News review Kuhlau Flute Quintets

Kuhlau: Flute Quintets

Brilliant Classics is a label well known to collectors for its extensive catalog of bargain collections and editions. These compilations are culled by licensing previously released and largely unavailable material from major record labels. However, the label has also been quietly building a fine catalog of their own original recordings, many of which have appeared previously on the virtual pages of Expedition Audio. This new recording of the Flute Quintets, Op. 51 nos. 1-3 by Friedrich Kuhlau is one of the latest such releases, beautifully performed by flautist Ginevra Petrucci and members of the Kodály String Quartet with violist Mihály Várnagy. 

Friedrich Kuhlau (1786-1832) was a Danish composer active during the late Classical and early Romantic periods. Mozart, Spohr and Weber all had a great influence on his music, but no composer did so much as Beethoven, whom Kulau idolized. He used his prominence in the Copenhagen music scene to grow an audience for Beethoven's music in Denmark. One of his first great successes was the Piano Concerto in C major, Op. 7, modeled so closely on Beethoven's First Piano Concerto as to practically be a pastiche. 

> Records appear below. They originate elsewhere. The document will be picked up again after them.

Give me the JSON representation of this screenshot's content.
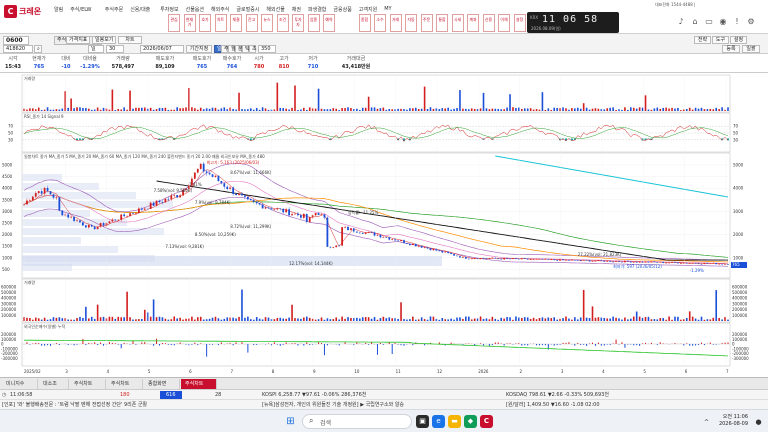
{
  "app": {
    "logo_text": "크레온",
    "menu": [
      "알림",
      "주식/ELW",
      "주식주문",
      "신용/대출",
      "투자정보",
      "선물옵션",
      "해외주식",
      "글로벌증시",
      "해외선물",
      "채권",
      "파생결합",
      "금융상품",
      "고객지원",
      "MY"
    ],
    "quick_buttons": [
      "관심",
      "현재가",
      "호가",
      "차트",
      "체결",
      "잔고",
      "뉴스",
      "조건",
      "투자자",
      "업종",
      "예약",
      "종합",
      "소수",
      "거래",
      "자동",
      "주문",
      "통합",
      "시세",
      "계좌",
      "신용",
      "이체",
      "설정"
    ],
    "clock": {
      "time": "11 06 58",
      "date": "2026.08.09(일)",
      "badge": "KRX"
    },
    "phone": "대표전화 1544-4488 |"
  },
  "toolbar": {
    "screen_no": "0600",
    "screen_name": "주식차트",
    "stock_code": "418620",
    "search_icon": "search-icon",
    "period_select": "일",
    "period_count": "30",
    "date": "2026/06/07",
    "range_label": "기간지정",
    "unit_buttons": [
      "일",
      "주",
      "월",
      "분",
      "틱",
      "초"
    ],
    "count_value": "350",
    "right_buttons": [
      "전략",
      "도구",
      "설정"
    ],
    "sub_buttons": [
      "종목추가",
      "가격지표",
      "일봉보기",
      "차트"
    ],
    "far_right": [
      "등록",
      "일괄"
    ]
  },
  "quote": {
    "columns": [
      {
        "h": "시각",
        "v": "15:43",
        "cls": ""
      },
      {
        "h": "현재가",
        "v": "765",
        "cls": "down"
      },
      {
        "h": "대비",
        "v": "-10",
        "cls": "down"
      },
      {
        "h": "대비율",
        "v": "-1.29%",
        "cls": "down"
      },
      {
        "h": "거래량",
        "v": "578,497",
        "cls": ""
      },
      {
        "h": "매도호가",
        "v": "89,109",
        "cls": ""
      },
      {
        "h": "매도호가",
        "v": "765",
        "cls": "down"
      },
      {
        "h": "매수호가",
        "v": "764",
        "cls": "down"
      },
      {
        "h": "시가",
        "v": "780",
        "cls": "up"
      },
      {
        "h": "고가",
        "v": "810",
        "cls": "up"
      },
      {
        "h": "저가",
        "v": "710",
        "cls": "down"
      },
      {
        "h": "거래대금",
        "v": "43,418만원",
        "cls": ""
      }
    ]
  },
  "chart": {
    "panel1_legend": "거래량",
    "panel2_legend": "RSI_종가 14 Signal 9",
    "panel3_legend": "일봉차트 종가 MA_종가 5 MA_종가 20 MA_종가 60 MA_종가 120 MA_종가 240 볼린저밴드 종가 20 2.00 매물 외국인보유 MA_종가 480",
    "panel4_legend": "거래량",
    "panel5_legend": "외국인순매수(일별) 누적",
    "price_ticks": [
      "5000",
      "4500",
      "4000",
      "3500",
      "3000",
      "2500",
      "2000",
      "1500",
      "1000",
      "500"
    ],
    "rsi_ticks": [
      "70",
      "50",
      "30"
    ],
    "vol_ticks": [
      "600000",
      "500000",
      "400000",
      "300000",
      "200000",
      "100000"
    ],
    "net_ticks": [
      "200000",
      "100000",
      "0",
      "-100000",
      "-200000",
      "-300000"
    ],
    "x_labels": [
      "2025/02",
      "3",
      "4",
      "5",
      "6",
      "7",
      "8",
      "9",
      "10",
      "11",
      "12",
      "2026",
      "2",
      "3",
      "4",
      "5",
      "6",
      "7"
    ],
    "annotations": [
      {
        "text": "최고가: 5,163 (2025/06/03)",
        "color": "#d21e1e"
      },
      {
        "text": "7.41%",
        "color": "#333"
      },
      {
        "text": "8.67%(vol: 11,666K)",
        "color": "#333"
      },
      {
        "text": "7.58%(vol: 9,580K)",
        "color": "#333"
      },
      {
        "text": "7.9%(vol: 9,784K)",
        "color": "#333"
      },
      {
        "text": "8.72%(vol: 11,299K)",
        "color": "#333"
      },
      {
        "text": "8.50%(vol: 10,259K)",
        "color": "#333"
      },
      {
        "text": "7.13%(vol: 9,281K)",
        "color": "#333"
      },
      {
        "text": "12.17%(vol: 14,144K)",
        "color": "#333"
      },
      {
        "text": "26.33%(vol: 38,000K)",
        "color": "#333"
      },
      {
        "text": "27.22%(vol: 21,823K)",
        "color": "#333"
      },
      {
        "text": "최저가: 597 (2026/05/12)",
        "color": "#1b4fd8"
      },
      {
        "text": "등락률: -11.25%",
        "color": "#333"
      },
      {
        "text": "-1.29%",
        "color": "#1b4fd8"
      },
      {
        "text": "765",
        "color": "#fff"
      }
    ]
  },
  "bottom_tabs": [
    "미니지수",
    "대소조",
    "주식차트",
    "주식차트",
    "종합화면",
    "주식차트"
  ],
  "status": {
    "time": "11:06:58",
    "kospi": "KOSPI 6,258.77 ▼97.61 -0.06% 286,376천",
    "kosdaq": "KOSDAQ 798.61 ▼2.66 -0.33% 509,693천",
    "val_a": "180",
    "val_b": "616",
    "val_c": "28",
    "news1": "[인포] '와' 불행배송전문 : '트럼 낙팔 멘해 전접선정 간단' 9리픈 군활",
    "news2": "[뉴욕]삼성전자, 개인의 위원들진 기술 개정원] ▶ 국립연구소와 알승",
    "fx": "[원/달러] 1,409.50 ▼16.60 -1.08 02:00"
  },
  "taskbar": {
    "search_placeholder": "검색",
    "time": "오전 11:06",
    "date": "2026-08-09"
  }
}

Aside from his compositions for solo piano (which hold a firm place in the instrument's pedagogy as well as the repertoire) and the stage works he composed for the Dansh National Opera, Kuhlau's most important area of output was chamber music. He had a firm grasp of the technical and expressive qualities of the flute, an instrument appearing in more than sixty of his chamber works. In the three flute quintets of opus 51 heard on this recording, the quartet of string players is rather uncommonly scored for one violin with two violas and a cello. This instrumentation is indicative of Kuhlau's intention that the flute be not so much a solo instrument in these settings as a member of the ensemble, very much taking on the role of a first violin. At the bottom of the spectrum, the two violas with cello lend a rich, resonant timbre to the body of sound. 

There have been recordings of these pieces made in the past, but none other seems to be currently available. If you're listening to the album sample provided in the sidebar, you're hearing fourth movement Allego assai from theFlute Quintet in D, Op. 51 no. 1. This generously filled album holds just under eighty minutes of this elegant and charming music.